In order to start this story properly, I have to go back to the beginning. The first beginning. Long before the most memorable day of my life. I was rudely birthed into the world one May in the early 1990s. My mum had chosen a home birth, and I was born in my parents Victorian terrace flat in London. But sometime before that, nine months to quantify it, I lost a chromosome. Or, more accurately, it lost me. I was conceived and born with 45XO, one crucial chromosome having never made it to me during this process. My mum and I joke that it was lost during a particularly strenuous yoga lesson, or on someother such unfortunate occasion.
To get a scientific outlook on the situation, we have to jump forward in time to 2008. I was 16 at the time and sitting in the waiting room of a paediatric endocrinologists clinic. An A level student surrounded by a mass of mewing children, wondering why I hadn't been greeted by 'mother nature', as the Tampax advert so euphemistically puts it. Before I knew it, the most vivid memory in a history of vivid memories performed itself in front of my eyes, in a surreal, outerbody experience way. On 31st October 2008 (I told you it was memorable for me!) I walked into a doctor's office and was told, "well, I've got one half of the story here, and you are the other".

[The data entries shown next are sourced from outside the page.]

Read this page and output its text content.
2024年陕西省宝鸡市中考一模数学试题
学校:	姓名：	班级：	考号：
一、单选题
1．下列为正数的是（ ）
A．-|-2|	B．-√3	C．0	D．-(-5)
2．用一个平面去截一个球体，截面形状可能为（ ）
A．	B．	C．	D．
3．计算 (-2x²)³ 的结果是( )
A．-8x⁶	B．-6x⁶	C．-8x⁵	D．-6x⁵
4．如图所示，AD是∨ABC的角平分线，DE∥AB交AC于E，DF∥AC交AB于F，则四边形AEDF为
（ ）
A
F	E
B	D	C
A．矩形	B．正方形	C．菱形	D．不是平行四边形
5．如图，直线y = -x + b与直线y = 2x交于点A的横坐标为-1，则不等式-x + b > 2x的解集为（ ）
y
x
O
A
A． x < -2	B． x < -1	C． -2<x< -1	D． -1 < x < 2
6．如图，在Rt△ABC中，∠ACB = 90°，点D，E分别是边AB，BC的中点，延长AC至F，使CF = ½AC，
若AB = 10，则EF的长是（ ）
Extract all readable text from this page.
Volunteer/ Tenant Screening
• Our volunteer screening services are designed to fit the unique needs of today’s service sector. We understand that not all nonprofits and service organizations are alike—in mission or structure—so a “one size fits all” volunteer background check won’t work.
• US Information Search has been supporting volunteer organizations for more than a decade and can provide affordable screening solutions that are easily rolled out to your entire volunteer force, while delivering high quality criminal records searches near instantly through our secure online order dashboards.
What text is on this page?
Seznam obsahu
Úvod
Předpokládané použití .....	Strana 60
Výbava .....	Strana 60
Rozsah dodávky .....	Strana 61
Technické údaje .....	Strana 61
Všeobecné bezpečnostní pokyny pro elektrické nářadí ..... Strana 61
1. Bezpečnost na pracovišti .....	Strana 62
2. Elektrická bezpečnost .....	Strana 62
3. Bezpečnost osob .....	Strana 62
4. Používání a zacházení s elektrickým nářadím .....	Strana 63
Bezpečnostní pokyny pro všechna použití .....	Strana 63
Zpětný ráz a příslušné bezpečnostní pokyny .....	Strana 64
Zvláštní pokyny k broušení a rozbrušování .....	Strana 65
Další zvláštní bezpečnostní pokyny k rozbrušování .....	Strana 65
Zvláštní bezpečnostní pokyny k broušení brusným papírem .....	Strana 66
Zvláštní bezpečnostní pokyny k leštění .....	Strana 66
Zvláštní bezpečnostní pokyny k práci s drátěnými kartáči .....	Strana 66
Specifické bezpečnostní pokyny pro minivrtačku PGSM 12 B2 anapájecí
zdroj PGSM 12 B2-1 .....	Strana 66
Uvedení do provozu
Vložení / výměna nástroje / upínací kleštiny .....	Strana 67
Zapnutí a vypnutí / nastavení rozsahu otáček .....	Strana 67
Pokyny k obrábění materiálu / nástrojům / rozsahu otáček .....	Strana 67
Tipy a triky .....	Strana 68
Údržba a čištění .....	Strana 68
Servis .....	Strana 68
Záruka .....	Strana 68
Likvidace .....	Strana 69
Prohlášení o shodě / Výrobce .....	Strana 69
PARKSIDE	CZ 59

As you can imagine, when I was laughing with my mum over the list of my 'Clare's quirks' to bring to the doctor's, this wasn't quite the answer I had been waiting for. In fact, to tell you the truth, I had been living with my 'quirks' and feelings of alienation for so long that to get an answer in any format was somewhat of an unexpected outcome. You see, it's not that I didn't know deep down that something wasn't right. As a 4 foot 10, socially isolated 16-year-old with dyslexia, I had lived with years of 'wavy line' moments of confusion and anxiety, and was more than aware that I wasn't the Oxford Dictionary definition of 'normal' (is there one?).
That was my reality. My 16-and-a-half years of living undiagnosed with the chromosome condition Turner Syndrome. My life experience up until that point is what I shall claim as 'my half of the story'. The other half of the story sat clenched in my doctor's fist. He held the results of medical tests and notes that revealed the medical side. The short stature, oestrogen deficiency, learning difficulty, flat-chest, low hairline, non-existent ovaries, medical reality of the situation.
I lived with it then, and I live with it now. Because we are more than the sum of our genetics. We are more than medical results. We live with the other side of the story. I did then and I do now choose not to be defined by my genetic condition. I am a human with a destiny and agency of my own. I lived 16 years not labelled or defined by my genetics, just living my side of the story. In some ways that makes the object of diagnosis redundant, except it doesn't. Such a late diagnosis, an experience shared by many TS women, largely down to a lack of medical understanding, can be detrimental to both physical and mental development. And so until that fateful day I was not only 'missing' a vital part of my genetics, but also the salient part of my story.
I may be one chromosome short, but that just makes me human. I am the combination of thousands of genetic variations, flaws and all. Just. Like. You.
Now this is not the end. It is not even the beginning of the end. But it is, perhaps, the end of the beginning.